On January 1, 2009, 478,283 (20.1%) health plan members had at least one reported “allergy.” Individuals with a history of at least 1 “allergy” and females, in general, reported higher population-based new “allergy” incidence rates. Multiple drug intolerance syndrome was present in 49,582 (2.1%). The MDIS cases were significantly older, 62.4 ± 16.1 years; heavier, body mass index 29.3 ± 7.1; and likely to be female, 84.9%, compared with average health plan members. They had high rates of health care utilization, medication usage, and new drug “allergy” incidence. They sought medical attention for common nonmorbid conditions.

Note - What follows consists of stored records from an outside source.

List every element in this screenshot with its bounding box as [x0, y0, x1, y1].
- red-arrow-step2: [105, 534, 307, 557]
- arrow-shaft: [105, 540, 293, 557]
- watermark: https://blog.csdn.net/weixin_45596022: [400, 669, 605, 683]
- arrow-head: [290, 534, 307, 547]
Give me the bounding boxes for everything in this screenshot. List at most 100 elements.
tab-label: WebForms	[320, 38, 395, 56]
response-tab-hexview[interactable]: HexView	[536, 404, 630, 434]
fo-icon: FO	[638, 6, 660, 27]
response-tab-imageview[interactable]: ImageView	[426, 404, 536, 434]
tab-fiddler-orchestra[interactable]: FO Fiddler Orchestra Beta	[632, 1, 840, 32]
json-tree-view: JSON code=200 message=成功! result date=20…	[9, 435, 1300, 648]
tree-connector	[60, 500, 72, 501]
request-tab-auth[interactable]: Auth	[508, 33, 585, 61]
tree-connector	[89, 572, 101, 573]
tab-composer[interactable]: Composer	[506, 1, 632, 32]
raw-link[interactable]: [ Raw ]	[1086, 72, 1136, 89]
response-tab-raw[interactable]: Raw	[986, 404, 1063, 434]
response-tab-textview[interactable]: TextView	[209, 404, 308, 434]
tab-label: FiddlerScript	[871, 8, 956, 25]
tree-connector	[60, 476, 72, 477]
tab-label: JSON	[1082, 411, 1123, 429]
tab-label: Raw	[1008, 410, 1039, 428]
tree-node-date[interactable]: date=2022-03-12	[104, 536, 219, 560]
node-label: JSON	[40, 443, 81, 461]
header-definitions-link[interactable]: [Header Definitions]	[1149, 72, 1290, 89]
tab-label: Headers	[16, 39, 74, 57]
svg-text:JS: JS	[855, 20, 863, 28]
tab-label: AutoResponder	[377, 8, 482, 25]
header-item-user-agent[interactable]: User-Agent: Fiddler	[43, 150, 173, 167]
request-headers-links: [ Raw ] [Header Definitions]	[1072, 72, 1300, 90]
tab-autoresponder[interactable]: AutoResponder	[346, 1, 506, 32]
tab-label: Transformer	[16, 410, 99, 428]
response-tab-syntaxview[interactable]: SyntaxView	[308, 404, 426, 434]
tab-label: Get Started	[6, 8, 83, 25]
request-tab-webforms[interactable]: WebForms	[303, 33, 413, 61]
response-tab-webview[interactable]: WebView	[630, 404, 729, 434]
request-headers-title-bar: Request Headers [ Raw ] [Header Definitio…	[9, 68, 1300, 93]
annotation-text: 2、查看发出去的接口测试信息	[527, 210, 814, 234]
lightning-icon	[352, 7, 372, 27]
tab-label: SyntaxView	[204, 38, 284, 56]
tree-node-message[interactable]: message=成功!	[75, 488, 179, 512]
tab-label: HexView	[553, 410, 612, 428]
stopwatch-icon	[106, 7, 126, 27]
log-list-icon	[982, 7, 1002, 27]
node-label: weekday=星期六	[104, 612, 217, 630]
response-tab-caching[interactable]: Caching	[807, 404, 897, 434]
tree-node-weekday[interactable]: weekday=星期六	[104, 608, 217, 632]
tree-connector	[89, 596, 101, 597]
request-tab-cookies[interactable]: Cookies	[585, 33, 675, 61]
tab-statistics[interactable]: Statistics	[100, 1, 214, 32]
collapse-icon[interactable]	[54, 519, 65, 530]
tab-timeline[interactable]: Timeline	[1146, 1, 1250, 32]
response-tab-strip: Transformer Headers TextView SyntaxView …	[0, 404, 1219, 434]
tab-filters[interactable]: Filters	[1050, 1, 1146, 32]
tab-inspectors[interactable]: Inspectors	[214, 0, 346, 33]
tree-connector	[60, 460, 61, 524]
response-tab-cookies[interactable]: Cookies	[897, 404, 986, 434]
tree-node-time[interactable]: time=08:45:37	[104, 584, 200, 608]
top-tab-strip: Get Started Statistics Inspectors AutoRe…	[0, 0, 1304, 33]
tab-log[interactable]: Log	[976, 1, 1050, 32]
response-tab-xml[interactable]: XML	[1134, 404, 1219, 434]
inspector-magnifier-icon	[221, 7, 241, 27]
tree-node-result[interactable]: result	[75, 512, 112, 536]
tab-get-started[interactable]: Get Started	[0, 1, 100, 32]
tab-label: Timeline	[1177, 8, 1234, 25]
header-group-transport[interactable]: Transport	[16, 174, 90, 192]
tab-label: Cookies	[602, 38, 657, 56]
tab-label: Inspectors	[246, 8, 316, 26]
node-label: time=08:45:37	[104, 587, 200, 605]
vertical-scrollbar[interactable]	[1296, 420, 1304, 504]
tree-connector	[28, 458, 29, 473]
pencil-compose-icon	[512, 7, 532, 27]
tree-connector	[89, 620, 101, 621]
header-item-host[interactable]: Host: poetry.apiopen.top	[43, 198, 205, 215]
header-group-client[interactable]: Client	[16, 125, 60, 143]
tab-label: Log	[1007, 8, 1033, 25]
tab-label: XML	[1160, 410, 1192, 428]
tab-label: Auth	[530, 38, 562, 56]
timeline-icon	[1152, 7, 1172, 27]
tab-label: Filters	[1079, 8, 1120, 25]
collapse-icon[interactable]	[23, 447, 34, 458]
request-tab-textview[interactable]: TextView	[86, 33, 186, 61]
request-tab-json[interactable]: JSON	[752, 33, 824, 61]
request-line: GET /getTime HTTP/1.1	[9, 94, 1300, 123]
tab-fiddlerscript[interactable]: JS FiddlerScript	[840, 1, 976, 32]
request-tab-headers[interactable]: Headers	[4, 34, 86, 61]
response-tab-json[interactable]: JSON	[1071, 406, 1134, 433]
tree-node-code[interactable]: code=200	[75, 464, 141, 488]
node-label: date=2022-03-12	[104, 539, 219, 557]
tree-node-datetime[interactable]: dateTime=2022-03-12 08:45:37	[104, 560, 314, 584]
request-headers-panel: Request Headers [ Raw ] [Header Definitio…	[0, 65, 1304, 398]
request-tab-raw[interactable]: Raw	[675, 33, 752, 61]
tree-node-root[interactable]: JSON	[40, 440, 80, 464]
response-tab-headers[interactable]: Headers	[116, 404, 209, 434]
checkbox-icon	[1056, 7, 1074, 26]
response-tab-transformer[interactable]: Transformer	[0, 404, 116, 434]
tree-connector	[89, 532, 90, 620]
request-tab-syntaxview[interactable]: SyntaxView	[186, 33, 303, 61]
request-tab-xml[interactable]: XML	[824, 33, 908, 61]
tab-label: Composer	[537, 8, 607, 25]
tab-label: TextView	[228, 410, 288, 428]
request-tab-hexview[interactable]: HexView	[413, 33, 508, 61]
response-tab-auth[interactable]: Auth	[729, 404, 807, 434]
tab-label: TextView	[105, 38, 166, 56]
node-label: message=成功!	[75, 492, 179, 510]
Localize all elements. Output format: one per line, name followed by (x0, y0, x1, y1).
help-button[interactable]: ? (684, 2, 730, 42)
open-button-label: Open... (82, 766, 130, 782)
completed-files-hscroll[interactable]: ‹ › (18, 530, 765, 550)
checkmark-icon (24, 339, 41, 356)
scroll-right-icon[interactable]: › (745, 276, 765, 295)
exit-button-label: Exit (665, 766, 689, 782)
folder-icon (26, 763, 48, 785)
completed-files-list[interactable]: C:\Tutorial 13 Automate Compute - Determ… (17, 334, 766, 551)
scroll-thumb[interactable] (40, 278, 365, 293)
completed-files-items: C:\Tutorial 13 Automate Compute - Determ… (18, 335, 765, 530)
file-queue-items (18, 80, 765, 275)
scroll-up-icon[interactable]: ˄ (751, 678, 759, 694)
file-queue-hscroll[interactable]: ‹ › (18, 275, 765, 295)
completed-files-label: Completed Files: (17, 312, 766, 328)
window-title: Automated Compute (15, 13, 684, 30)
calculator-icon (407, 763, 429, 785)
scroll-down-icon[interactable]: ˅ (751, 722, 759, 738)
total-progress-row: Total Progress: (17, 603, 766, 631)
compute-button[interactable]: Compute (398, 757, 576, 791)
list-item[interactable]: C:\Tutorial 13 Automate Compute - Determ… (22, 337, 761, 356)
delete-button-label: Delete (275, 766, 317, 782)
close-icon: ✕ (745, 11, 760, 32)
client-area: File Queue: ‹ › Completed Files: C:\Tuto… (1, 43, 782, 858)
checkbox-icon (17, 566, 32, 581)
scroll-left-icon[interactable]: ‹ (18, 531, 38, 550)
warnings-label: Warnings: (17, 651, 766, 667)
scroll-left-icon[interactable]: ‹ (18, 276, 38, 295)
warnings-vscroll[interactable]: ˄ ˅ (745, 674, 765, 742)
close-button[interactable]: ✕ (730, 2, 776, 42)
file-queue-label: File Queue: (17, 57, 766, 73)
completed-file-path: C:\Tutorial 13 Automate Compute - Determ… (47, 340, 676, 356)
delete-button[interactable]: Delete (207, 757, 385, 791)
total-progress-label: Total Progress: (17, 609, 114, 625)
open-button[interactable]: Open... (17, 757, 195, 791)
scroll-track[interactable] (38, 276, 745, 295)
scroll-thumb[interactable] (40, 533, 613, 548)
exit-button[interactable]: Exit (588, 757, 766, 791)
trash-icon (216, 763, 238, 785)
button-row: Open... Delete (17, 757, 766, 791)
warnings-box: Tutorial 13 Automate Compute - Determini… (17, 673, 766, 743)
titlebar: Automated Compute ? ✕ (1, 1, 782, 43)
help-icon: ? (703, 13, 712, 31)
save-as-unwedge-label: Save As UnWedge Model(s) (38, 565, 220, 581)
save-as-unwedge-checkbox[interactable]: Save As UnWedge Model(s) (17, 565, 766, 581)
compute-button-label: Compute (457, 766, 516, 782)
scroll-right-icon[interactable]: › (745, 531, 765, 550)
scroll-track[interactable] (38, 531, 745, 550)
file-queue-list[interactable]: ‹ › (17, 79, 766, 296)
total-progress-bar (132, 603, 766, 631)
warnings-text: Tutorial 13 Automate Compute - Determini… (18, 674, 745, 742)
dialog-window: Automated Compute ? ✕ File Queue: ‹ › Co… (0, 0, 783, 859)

Multiple drug intolerance syndrome is in part iatrogenic. It is associated with overweight elderly women who have high rates of health care and medication usage. Urticarial syndromes only explain a small fraction of MDIS cases. Multiple drug intolerance syndrome is associated with anxiety, but not predominately with immunoglobulin E (IgE)-mediated allergy or life-threatening illness. Multiple drug intolerance syndrome can be managed by medication avoidance and judicious rechallenge.

Dioun AF.

Management of multiple drug allergies in children.

Curr Allergy Asthma Rep. 2012 Feb;12(1):79-84.


Children with multiple drug allergies are likely to require treatment with one or more of the drugs to which they may have had a reaction, when there is no alternate effective drug available. Detailed review of their history and/or use of appropriate diagnostic studies will help determine the potential safety of readministering the desired drug as well as the method for its readministration, most likely in the form of a drug challenge or desensitization. A practical approach to the diagnosis and treatment of children with multiple drug allergies is described in this review.